Despite reports over the weekend claiming that Dropbox was hacked, the company has today released a post-mortem of its downtime, with the blame falling onto its update and database infrastructure.
The company said that the weekend’s outage was due to a bug within an update script reinstalling a number of machines containing production traffic for photo sharing, camera uploads, and some APIs.
“On Friday at 5.30pm PT, we had a planned maintenance scheduled to upgrade the OS on some of our machines. During this process, the upgrade script checks to make sure there is no active data on the machine before installing the new OS,” wrote Dropbox head of infrastructure Akhil Gupta.
“A subtle bug in the script caused the command to reinstall a small number of active machines. Unfortunately, some master-slave pairs were impacted, which resulted in the site going down.
“Your files were never at risk during the outage.”
Gupta said that Dropbox was able to recover from backups, and able to restore “most functionality” within three hours.
However, the company was not able to fully restore complete functionality until Sunday afternoon, Pacific Time, due to the large size of the MySQL databases that the company uses.

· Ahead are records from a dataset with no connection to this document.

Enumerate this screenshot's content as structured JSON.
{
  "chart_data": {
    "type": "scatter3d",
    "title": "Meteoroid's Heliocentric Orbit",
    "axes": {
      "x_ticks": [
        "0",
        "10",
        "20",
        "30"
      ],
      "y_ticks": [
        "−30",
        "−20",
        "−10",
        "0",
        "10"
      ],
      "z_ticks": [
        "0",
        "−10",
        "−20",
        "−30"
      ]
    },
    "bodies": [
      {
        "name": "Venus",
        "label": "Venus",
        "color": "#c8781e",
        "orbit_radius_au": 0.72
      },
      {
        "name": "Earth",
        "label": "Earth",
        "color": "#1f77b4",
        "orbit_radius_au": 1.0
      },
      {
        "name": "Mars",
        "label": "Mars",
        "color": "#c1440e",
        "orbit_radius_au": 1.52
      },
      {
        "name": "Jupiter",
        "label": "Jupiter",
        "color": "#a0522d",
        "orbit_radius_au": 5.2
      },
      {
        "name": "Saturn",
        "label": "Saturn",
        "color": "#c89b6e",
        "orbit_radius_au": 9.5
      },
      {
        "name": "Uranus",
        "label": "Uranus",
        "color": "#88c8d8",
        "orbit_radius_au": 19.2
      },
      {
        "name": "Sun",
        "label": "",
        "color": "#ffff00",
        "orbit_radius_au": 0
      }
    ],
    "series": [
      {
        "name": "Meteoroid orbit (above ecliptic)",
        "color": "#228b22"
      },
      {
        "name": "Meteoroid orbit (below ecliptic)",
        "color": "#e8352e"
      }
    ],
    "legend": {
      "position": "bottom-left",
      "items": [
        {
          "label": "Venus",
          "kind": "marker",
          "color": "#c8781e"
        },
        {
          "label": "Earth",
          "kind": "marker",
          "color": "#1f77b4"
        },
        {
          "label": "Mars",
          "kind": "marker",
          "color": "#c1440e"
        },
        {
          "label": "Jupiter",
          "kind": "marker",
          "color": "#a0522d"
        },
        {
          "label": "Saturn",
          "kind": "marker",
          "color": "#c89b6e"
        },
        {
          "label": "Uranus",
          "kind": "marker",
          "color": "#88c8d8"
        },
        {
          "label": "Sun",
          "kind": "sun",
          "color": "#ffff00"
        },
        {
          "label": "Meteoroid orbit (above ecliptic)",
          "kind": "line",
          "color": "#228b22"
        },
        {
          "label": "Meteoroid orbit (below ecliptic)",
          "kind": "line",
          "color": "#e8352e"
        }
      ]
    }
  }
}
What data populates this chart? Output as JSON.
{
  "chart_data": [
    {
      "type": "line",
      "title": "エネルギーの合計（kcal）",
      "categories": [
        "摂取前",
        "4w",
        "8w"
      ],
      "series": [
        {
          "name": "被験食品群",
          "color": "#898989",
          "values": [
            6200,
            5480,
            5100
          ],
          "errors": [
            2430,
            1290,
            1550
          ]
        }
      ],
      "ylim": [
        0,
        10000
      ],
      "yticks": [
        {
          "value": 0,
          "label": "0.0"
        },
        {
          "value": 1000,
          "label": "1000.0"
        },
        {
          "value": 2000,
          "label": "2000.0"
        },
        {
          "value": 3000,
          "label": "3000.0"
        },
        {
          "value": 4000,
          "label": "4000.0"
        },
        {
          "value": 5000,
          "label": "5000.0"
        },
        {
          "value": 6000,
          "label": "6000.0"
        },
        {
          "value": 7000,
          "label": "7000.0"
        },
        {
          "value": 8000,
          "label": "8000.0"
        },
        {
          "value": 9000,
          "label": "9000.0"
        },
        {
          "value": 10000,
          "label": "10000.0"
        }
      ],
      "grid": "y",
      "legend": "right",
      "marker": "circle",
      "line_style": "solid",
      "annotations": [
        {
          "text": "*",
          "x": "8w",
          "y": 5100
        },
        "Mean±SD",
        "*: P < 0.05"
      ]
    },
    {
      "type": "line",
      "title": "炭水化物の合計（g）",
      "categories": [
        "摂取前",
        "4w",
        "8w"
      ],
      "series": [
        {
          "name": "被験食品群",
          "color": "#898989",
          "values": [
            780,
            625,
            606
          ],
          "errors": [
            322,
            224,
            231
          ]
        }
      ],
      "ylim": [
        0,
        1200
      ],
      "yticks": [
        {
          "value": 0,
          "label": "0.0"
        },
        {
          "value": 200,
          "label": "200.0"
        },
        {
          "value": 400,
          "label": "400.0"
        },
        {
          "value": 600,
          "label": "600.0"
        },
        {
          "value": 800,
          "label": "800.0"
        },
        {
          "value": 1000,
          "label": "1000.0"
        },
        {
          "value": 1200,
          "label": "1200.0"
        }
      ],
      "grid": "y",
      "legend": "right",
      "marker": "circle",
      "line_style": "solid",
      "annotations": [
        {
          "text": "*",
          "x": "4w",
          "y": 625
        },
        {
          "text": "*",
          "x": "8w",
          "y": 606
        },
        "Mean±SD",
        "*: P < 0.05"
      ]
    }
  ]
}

Seemingly shocked by the time taken using the standard tooling to restore from MySQL backups, Dropbox said it has developed a tool that will allow for faster restorations by parallelising the replay of binary logs. The company plans to open source this tool in future.
In order to prevent the updating script from reinstalling active machines in Dropbox’s master and dual-slave database infrastructure, Gupta said that active machines would now be able to ignore such commands.

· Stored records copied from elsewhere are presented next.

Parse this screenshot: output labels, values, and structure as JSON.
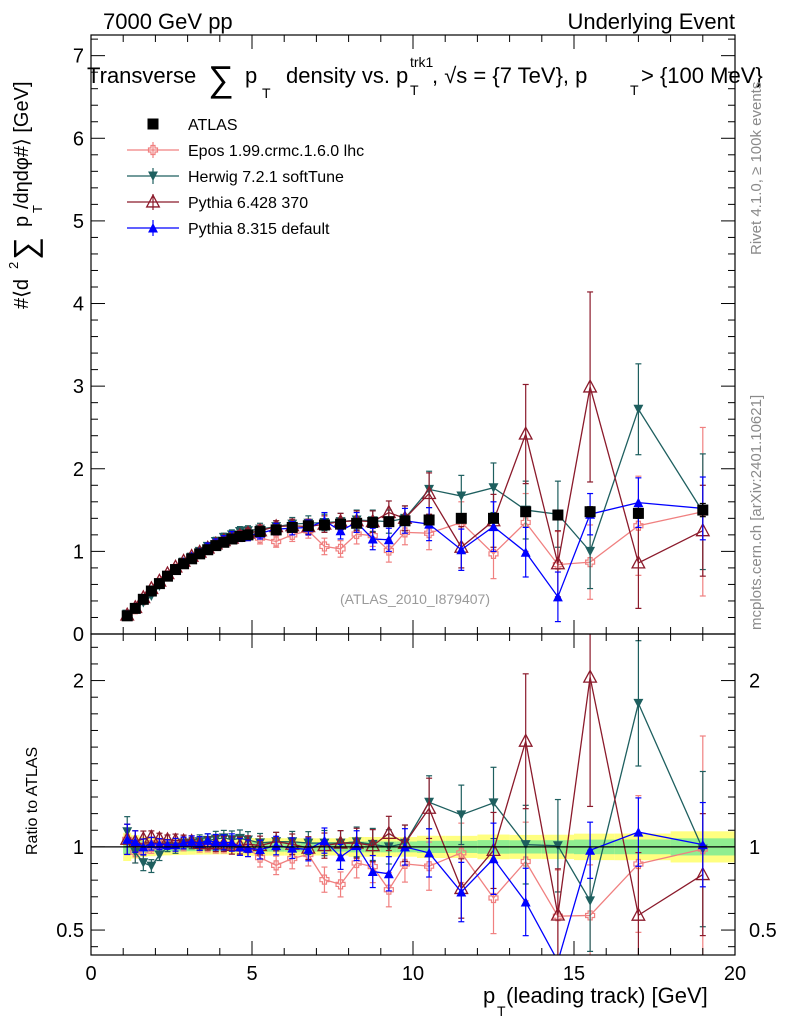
{
  "header": {
    "left": "7000 GeV pp",
    "right": "Underlying Event"
  },
  "side_labels": {
    "top": "Rivet 4.1.0, ≥ 100k events",
    "bottom": "mcplots.cern.ch [arXiv:2401.10621]"
  },
  "chart_data": {
    "type": "scatter",
    "title": "Transverse ∑ pT density vs. pT^trk1, √s = {7 TeV}, pT > {100 MeV}",
    "title_parts": {
      "a": "Transverse",
      "sum": "∑",
      "p": "p",
      "t": "T",
      "b": "density vs. p",
      "sup": "trk1",
      "c": ", √s = {7 TeV}, p",
      "d": " > {100 MeV}"
    },
    "analysis_id": "(ATLAS_2010_I879407)",
    "xlabel": "pT (leading track) [GeV]",
    "xlabel_parts": {
      "p": "p",
      "t": "T",
      "rest": " (leading track) [GeV]"
    },
    "ylabel_main": "#⟨d² ∑ pT /dηdφ#⟩ [GeV]",
    "ylabel_main_parts": {
      "a": "#⟨d",
      "two": "2",
      "sum": "∑",
      "p": "p",
      "t": "T",
      "b": " /dηdφ#⟩ [GeV]"
    },
    "ylabel_ratio": "Ratio to ATLAS",
    "xlim": [
      0,
      20
    ],
    "ylim_main": [
      0,
      7.25
    ],
    "ylim_ratio": [
      0.35,
      2.28
    ],
    "x_ticks": [
      0,
      5,
      10,
      15,
      20
    ],
    "y_ticks_main": [
      0,
      1,
      2,
      3,
      4,
      5,
      6,
      7
    ],
    "y_ticks_ratio": [
      0.5,
      1,
      2
    ],
    "x": [
      1.125,
      1.375,
      1.625,
      1.875,
      2.125,
      2.375,
      2.625,
      2.875,
      3.125,
      3.375,
      3.625,
      3.875,
      4.125,
      4.375,
      4.625,
      4.875,
      5.25,
      5.75,
      6.25,
      6.75,
      7.25,
      7.75,
      8.25,
      8.75,
      9.25,
      9.75,
      10.5,
      11.5,
      12.5,
      13.5,
      14.5,
      15.5,
      17.0,
      19.0
    ],
    "series": [
      {
        "name": "ATLAS",
        "color": "#000000",
        "marker": "square",
        "values": [
          0.22,
          0.31,
          0.42,
          0.52,
          0.61,
          0.7,
          0.78,
          0.85,
          0.91,
          0.97,
          1.02,
          1.07,
          1.11,
          1.15,
          1.18,
          1.2,
          1.24,
          1.26,
          1.29,
          1.31,
          1.32,
          1.33,
          1.34,
          1.35,
          1.36,
          1.37,
          1.38,
          1.4,
          1.4,
          1.48,
          1.44,
          1.48,
          1.46,
          1.5
        ],
        "errors": [
          0.01,
          0.01,
          0.01,
          0.01,
          0.01,
          0.01,
          0.01,
          0.01,
          0.01,
          0.01,
          0.01,
          0.01,
          0.01,
          0.01,
          0.02,
          0.02,
          0.02,
          0.02,
          0.02,
          0.02,
          0.02,
          0.02,
          0.03,
          0.03,
          0.03,
          0.03,
          0.04,
          0.04,
          0.05,
          0.05,
          0.05,
          0.06,
          0.06,
          0.08
        ]
      },
      {
        "name": "Epos 1.99.crmc.1.6.0 lhc",
        "color": "#f08080",
        "marker": "cross",
        "values": [
          0.23,
          0.3,
          0.41,
          0.52,
          0.62,
          0.71,
          0.79,
          0.86,
          0.93,
          0.98,
          1.03,
          1.08,
          1.12,
          1.16,
          1.18,
          1.19,
          1.16,
          1.12,
          1.2,
          1.25,
          1.06,
          1.03,
          1.21,
          1.19,
          1.01,
          1.23,
          1.22,
          1.35,
          0.97,
          1.35,
          0.84,
          0.87,
          1.31,
          1.48
        ],
        "errors": [
          0.02,
          0.02,
          0.02,
          0.02,
          0.02,
          0.02,
          0.03,
          0.03,
          0.03,
          0.04,
          0.04,
          0.05,
          0.05,
          0.06,
          0.06,
          0.06,
          0.07,
          0.07,
          0.08,
          0.09,
          0.1,
          0.1,
          0.12,
          0.13,
          0.14,
          0.15,
          0.2,
          0.25,
          0.3,
          0.35,
          0.4,
          0.45,
          0.6,
          1.02
        ]
      },
      {
        "name": "Herwig 7.2.1 softTune",
        "color": "#1e5f5f",
        "marker": "triangle-down",
        "values": [
          0.24,
          0.3,
          0.38,
          0.46,
          0.58,
          0.7,
          0.78,
          0.87,
          0.93,
          1.0,
          1.06,
          1.12,
          1.17,
          1.2,
          1.24,
          1.25,
          1.27,
          1.3,
          1.33,
          1.34,
          1.35,
          1.36,
          1.38,
          1.37,
          1.36,
          1.4,
          1.75,
          1.67,
          1.77,
          1.5,
          1.45,
          1.0,
          2.72,
          1.48
        ],
        "errors": [
          0.02,
          0.02,
          0.02,
          0.02,
          0.02,
          0.02,
          0.03,
          0.03,
          0.03,
          0.04,
          0.04,
          0.05,
          0.05,
          0.06,
          0.06,
          0.06,
          0.07,
          0.07,
          0.08,
          0.09,
          0.1,
          0.1,
          0.12,
          0.13,
          0.14,
          0.15,
          0.22,
          0.25,
          0.3,
          0.35,
          0.4,
          0.45,
          0.55,
          0.7
        ]
      },
      {
        "name": "Pythia 6.428 370",
        "color": "#8b1a2b",
        "marker": "triangle-open",
        "values": [
          0.23,
          0.32,
          0.44,
          0.55,
          0.64,
          0.73,
          0.81,
          0.88,
          0.94,
          0.99,
          1.04,
          1.09,
          1.13,
          1.16,
          1.19,
          1.22,
          1.25,
          1.3,
          1.31,
          1.3,
          1.33,
          1.36,
          1.37,
          1.36,
          1.47,
          1.4,
          1.7,
          1.05,
          1.37,
          2.42,
          0.85,
          2.99,
          0.86,
          1.25
        ],
        "errors": [
          0.02,
          0.02,
          0.02,
          0.02,
          0.02,
          0.02,
          0.03,
          0.03,
          0.03,
          0.04,
          0.04,
          0.05,
          0.05,
          0.06,
          0.06,
          0.06,
          0.07,
          0.07,
          0.08,
          0.09,
          0.1,
          0.1,
          0.12,
          0.13,
          0.14,
          0.15,
          0.25,
          0.25,
          0.32,
          0.6,
          0.4,
          1.15,
          0.55,
          0.55
        ]
      },
      {
        "name": "Pythia 8.315 default",
        "color": "#0000ff",
        "marker": "triangle-up",
        "values": [
          0.23,
          0.32,
          0.42,
          0.53,
          0.62,
          0.71,
          0.79,
          0.87,
          0.94,
          0.99,
          1.06,
          1.1,
          1.14,
          1.18,
          1.18,
          1.19,
          1.22,
          1.27,
          1.28,
          1.29,
          1.37,
          1.25,
          1.35,
          1.15,
          1.14,
          1.37,
          1.33,
          1.02,
          1.3,
          0.99,
          0.45,
          1.45,
          1.59,
          1.52
        ],
        "errors": [
          0.02,
          0.02,
          0.02,
          0.02,
          0.02,
          0.02,
          0.03,
          0.03,
          0.03,
          0.04,
          0.04,
          0.05,
          0.05,
          0.06,
          0.06,
          0.06,
          0.07,
          0.07,
          0.08,
          0.09,
          0.1,
          0.1,
          0.12,
          0.13,
          0.14,
          0.15,
          0.2,
          0.25,
          0.3,
          0.3,
          0.3,
          0.25,
          0.3,
          0.38
        ]
      }
    ],
    "ratio_band": {
      "note": "ATLAS uncertainty bands in ratio panel",
      "inner_color": "#90ee90",
      "outer_color": "#ffff80"
    }
  }
}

“Over the past few years, our infrastructure has grown rapidly to support hundreds of millions of users. We routinely upgrade and repurpose our machines. When doing so, we run scripts that remotely verify the production state of each machine,” Gupta said.
“We’ve since added an additional layer of checks that require machines to locally verify their state before executing incoming commands. This enables machines that self-identify as running critical processes to refuse potentially destructive operations.”